House Majority Leader Kevin McCarthy, R-Calif., called the repayments “disgraceful” and said soldiers who re-enlisted should not be held accountable for mistakes by recruiters.
Meanwhile, more than 35,000 people had signed an online petition by Monday morning attempting to stop the Guard. The petition on the website Change.org was started over the weekend by an enlisted soldier faced with repayment of a bonus and the list of signatures could be sent to President Barack Obama, Defense Secretary Ash Carter and Congress.
“The Department of Defense should waive these repayments and I will be requesting a full brief from Army and National Guard leadership,” McCarthy said in a released statement. “The House will investigate these reports to ensure our soldiers are fully honored for their service.”
The National Guard has ordered about 10,000 soldiers and veterans to repay signing bonuses of $15,000 or more that were used as an incentive to increase the size of the force during the height of the wars in Iraq and Afghanistan. The service said it is required by law to reclaim the money after audits discovered fraud and mismanagement.
The bonuses were paid to soldiers across the country but the bulk were part of the California National Guard. The money was supposed to attract soldiers in high-demand occupational specialties or noncommissioned officers for units headed to the wars.
But audits found the National Guard paid bonuses to many soldiers who were not eligible, only discovering the errors years later.
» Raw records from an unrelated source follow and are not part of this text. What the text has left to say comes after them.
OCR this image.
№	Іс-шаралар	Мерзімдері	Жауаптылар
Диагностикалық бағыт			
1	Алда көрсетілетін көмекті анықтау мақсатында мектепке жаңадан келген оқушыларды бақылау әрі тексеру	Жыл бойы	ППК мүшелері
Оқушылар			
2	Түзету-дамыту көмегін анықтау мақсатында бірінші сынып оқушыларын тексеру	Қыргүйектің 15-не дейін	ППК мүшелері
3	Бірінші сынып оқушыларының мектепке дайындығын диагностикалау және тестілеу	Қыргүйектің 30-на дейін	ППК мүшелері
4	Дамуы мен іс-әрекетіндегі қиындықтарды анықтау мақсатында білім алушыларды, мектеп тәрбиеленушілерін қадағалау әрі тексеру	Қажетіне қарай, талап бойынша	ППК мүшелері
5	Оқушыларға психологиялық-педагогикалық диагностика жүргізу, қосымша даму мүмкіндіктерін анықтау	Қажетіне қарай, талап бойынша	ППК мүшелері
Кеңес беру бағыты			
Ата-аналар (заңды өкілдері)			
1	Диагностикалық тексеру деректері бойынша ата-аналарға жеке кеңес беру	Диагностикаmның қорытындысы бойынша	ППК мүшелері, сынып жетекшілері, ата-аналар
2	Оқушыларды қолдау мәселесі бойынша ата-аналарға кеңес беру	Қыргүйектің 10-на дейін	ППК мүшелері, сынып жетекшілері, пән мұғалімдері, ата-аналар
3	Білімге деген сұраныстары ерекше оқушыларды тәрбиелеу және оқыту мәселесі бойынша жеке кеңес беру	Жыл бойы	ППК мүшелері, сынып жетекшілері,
In California, it found 9,700 current and retired troops who were improperly paid and has reclaimed $22 million, according to the Tribune News Service.
The online petition was created by Robert Richmond, an Army sergeant first class who once lived in California but now lists his address as Lincoln, Nebraska. He has been ordered to repay $15,000 or face debt collection action, the news service reported.
The improper payments were caused by a lack of oversight, widespread fraud and mismanagement by Guard officials.
“The system paid everybody up front, and then we spent the next five years figuring out if they were eligible,” Col. Michael S. Piazzoni, a California Guard official who oversaw the audits, told the Tribune News Service.
It is not the first time that the National Guard has faced blowback over how it spends money.
Sports sponsorship agreements with NASCAR and the NFL raised the ire of Congress over the past year.
The Guard had spent $32 million a year on a NASCAR marketing contract aimed at increasing recruitment until it parted ways with the sport in 2014. But the Senate found the spending resulted in zero new Guard recruits in 2012.
Lawmakers also criticized the Guard for paying 22 NFL teams for halftime tributes to servicemembers and color-guard performances, and for players to attend events honoring local high schools.
In one example, the Guard paid $675,000 to the New England Patriots for advertising that included bringing soldiers onto the field at halftime.